Los trabajadores habrán de enfrentarse al dilema de permanecer en la cama y ser despedidos, o llamar al SAMU y acudir en camilla a su puesto de trabajo
El TC remata la faena iniciada por las reformas laborales del infame Zapatero y del timorato Rajoy en 2010 y 2012. Aquellos cambios legislativos supusieron un recorte brutal de derechos laborales en aras de la sacrosanta productividad de las empresas, que es el argumento esgrimido por la mayoría del Constitucional para adoptar esta sentencia criminal. Sólo falta que la enfermedad de un trabajador sea incluida en el Código Penal, como la prohibición de los referendos ilegales.
Y es una sentencia criminal por la violencia implícita que se deriva de ella. Hay violencia explícita y manifiestamente grosera como la ejercida por los cachorros de Torra (por cierto, ¿por qué a los nazis se les llama ahora supremacistas?) y otra más sutil, igual de nociva, como la que se desprende de la resolución del Constitucional. Sus magistrados, los ocho que han suscrito la sentencia, merecen pasar a la historia borgiana de la infamia.
Roto el pacto entre el capital y el trabajo que se impuso tras la II Guerra Mundial por miedo a que papá Stalin se ganase a los trabajadores occidentales, hoy la suerte de cualquier empleado está echada, y pinta rematadamente mal. Vale más la carne exquisita de potro que la de un oficinista.

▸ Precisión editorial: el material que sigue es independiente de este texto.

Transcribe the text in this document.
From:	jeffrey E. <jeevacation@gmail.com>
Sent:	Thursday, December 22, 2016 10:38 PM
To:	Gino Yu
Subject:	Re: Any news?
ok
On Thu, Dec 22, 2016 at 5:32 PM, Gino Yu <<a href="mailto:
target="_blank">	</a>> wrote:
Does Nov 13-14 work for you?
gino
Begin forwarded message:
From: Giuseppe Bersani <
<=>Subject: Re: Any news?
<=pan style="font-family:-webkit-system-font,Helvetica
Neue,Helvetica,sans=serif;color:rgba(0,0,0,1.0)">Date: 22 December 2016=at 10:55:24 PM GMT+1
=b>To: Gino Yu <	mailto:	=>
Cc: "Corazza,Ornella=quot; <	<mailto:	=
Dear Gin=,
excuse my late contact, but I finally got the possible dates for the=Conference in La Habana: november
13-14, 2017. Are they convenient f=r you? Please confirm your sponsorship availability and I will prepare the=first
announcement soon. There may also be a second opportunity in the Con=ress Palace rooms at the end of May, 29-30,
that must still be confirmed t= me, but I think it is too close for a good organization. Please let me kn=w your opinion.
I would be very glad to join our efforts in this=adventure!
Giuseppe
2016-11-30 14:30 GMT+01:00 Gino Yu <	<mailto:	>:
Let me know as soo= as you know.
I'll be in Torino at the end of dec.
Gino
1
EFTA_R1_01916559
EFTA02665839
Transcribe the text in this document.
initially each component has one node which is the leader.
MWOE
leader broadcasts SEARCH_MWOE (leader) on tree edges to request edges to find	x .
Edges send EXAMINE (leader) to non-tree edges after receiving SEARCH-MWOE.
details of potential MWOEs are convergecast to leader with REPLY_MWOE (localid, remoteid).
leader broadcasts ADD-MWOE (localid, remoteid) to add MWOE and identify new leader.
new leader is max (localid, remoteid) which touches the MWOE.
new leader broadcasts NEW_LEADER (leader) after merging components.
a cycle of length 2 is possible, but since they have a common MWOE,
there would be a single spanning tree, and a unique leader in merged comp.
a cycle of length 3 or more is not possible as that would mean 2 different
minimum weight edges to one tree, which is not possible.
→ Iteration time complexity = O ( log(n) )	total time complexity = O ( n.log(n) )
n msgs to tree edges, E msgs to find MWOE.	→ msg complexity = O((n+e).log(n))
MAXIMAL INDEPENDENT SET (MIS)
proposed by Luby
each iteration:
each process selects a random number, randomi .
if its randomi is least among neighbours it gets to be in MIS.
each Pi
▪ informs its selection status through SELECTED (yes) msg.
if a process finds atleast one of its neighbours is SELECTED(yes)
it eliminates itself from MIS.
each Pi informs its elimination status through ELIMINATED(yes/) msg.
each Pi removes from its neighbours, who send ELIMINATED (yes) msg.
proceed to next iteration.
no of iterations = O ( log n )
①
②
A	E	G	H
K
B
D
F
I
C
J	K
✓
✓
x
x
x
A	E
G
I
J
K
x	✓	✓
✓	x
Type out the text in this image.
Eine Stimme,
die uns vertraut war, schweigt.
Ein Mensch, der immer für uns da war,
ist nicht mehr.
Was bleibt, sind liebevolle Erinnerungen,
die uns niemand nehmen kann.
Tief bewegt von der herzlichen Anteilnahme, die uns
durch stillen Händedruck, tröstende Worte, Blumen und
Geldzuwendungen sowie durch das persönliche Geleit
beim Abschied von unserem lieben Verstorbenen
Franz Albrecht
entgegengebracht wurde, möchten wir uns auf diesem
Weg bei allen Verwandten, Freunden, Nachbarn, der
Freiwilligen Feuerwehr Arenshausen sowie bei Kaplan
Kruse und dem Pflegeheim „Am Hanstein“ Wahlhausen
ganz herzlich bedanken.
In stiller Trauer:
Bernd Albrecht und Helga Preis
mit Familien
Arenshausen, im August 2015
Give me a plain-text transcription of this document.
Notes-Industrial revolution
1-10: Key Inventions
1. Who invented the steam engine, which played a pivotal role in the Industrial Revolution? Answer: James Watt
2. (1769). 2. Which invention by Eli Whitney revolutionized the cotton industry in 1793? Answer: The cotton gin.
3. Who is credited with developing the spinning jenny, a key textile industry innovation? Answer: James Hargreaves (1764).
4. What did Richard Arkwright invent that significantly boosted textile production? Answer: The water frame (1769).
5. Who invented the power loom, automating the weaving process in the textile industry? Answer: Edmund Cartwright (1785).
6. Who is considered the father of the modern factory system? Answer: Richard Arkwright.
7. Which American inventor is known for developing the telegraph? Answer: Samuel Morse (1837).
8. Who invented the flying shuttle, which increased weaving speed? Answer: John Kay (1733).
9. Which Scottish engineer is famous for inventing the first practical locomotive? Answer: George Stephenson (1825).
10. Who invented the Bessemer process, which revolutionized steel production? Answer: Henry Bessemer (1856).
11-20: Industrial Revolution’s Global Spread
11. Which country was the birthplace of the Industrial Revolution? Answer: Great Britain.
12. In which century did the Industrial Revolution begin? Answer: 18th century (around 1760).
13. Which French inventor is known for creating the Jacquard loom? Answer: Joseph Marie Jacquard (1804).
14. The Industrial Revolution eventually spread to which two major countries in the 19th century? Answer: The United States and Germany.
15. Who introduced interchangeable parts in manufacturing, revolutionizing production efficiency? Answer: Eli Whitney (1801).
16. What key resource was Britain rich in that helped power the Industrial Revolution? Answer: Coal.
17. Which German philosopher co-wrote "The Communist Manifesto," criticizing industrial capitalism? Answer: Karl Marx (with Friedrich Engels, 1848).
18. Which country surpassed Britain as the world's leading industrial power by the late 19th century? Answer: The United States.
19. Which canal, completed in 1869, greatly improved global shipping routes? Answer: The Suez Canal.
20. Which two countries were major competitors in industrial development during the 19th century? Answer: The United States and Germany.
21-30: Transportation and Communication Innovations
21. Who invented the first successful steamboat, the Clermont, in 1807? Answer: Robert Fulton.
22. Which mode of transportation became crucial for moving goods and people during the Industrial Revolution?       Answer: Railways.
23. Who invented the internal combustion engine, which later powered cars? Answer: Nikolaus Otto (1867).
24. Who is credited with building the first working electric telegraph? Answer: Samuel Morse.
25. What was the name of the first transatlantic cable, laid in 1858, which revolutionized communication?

Menos mal que pronto nos irán sustituyendo por robots, los cuales no padecen hernias discales ni son propensos a coger la depresión. Tampoco tienen diarrea.
Entretanto, los sindicatos de clase siguen a lo suyo, a protestar un poquito, por eso de conservar las formas, y a extender el cazo para recibir las generosas subvenciones de Sánchez o del que le suceda. Merecen acabar, por cobardes y traidores a la clase trabajadora, en el basurero de la historia.